No texto, é possível observar o emprego dos sentidos denotativo e conotativo da linguagem na produção de diferentes sentidos. Dentre os trechos selecionados a seguir, indique o que apresenta palavras que se aproximam através de uma relação de equivalência adquirida através do contexto no qual estão inseridas.
Alternativas
Q1115298 Português

                                  História de passarinho


      Um ano depois os moradores do bairro ainda se lembravam do homem de cabelo ruivo que enlouqueceu e sumiu de casa.

      Ele era um santo, disse a mulher abrindo os braços. E as pessoas em redor não perguntaram nada e nem era preciso, perguntar o que se todos já sabiam que era um bom homem que de repente abandonou casa, emprego no cartório, o filho único, tudo. E se mandou Deus sabe para onde.

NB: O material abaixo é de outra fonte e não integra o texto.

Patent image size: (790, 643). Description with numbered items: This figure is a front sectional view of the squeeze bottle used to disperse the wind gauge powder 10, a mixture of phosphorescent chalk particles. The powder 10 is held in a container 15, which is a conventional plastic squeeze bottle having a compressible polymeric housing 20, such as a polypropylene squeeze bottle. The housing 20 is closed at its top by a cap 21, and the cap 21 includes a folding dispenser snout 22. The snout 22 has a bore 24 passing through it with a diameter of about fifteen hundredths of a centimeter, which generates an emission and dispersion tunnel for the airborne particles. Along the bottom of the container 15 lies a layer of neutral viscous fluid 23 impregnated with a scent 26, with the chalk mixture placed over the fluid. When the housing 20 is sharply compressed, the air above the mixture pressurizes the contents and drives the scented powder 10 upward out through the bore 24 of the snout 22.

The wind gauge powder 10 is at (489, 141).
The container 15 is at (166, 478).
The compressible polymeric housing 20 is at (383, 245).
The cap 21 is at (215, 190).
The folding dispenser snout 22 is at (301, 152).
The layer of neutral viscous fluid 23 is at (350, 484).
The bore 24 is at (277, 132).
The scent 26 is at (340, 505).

      Só pode ter enlouquecido, sussurrou a mulher, e as pessoas tinham que se aproximar inclinando a cabeça para ouvir melhor. Mas de uma coisa estou certa, tudo começou com aquele passarinho, começou com o passarinho. Que o homem ruivo não sabia se era um canário ou um pintassilgo. Ô, Pai! caçoava o filho, que raio de passarinho é esse que você foi arrumar?!

      O homem ruivo introduzia o dedo entre as grades da gaiola e ficava acariciando a cabeça do passarinho que por essa época era um filhote todo arrepiado, escassa a plumagem de um amarelo-pálido com algumas peninhas de um cinza-claro.

      Não sei, filho, deve ter caído de algum ninho, peguei ele na rua, não sei que passarinho é esse.

      O menino mascava chicle. Você não sabe nada mesmo, Pai, nem marca de carro, nem marca de cigarro, nem marca de passarinho, você não sabe nada.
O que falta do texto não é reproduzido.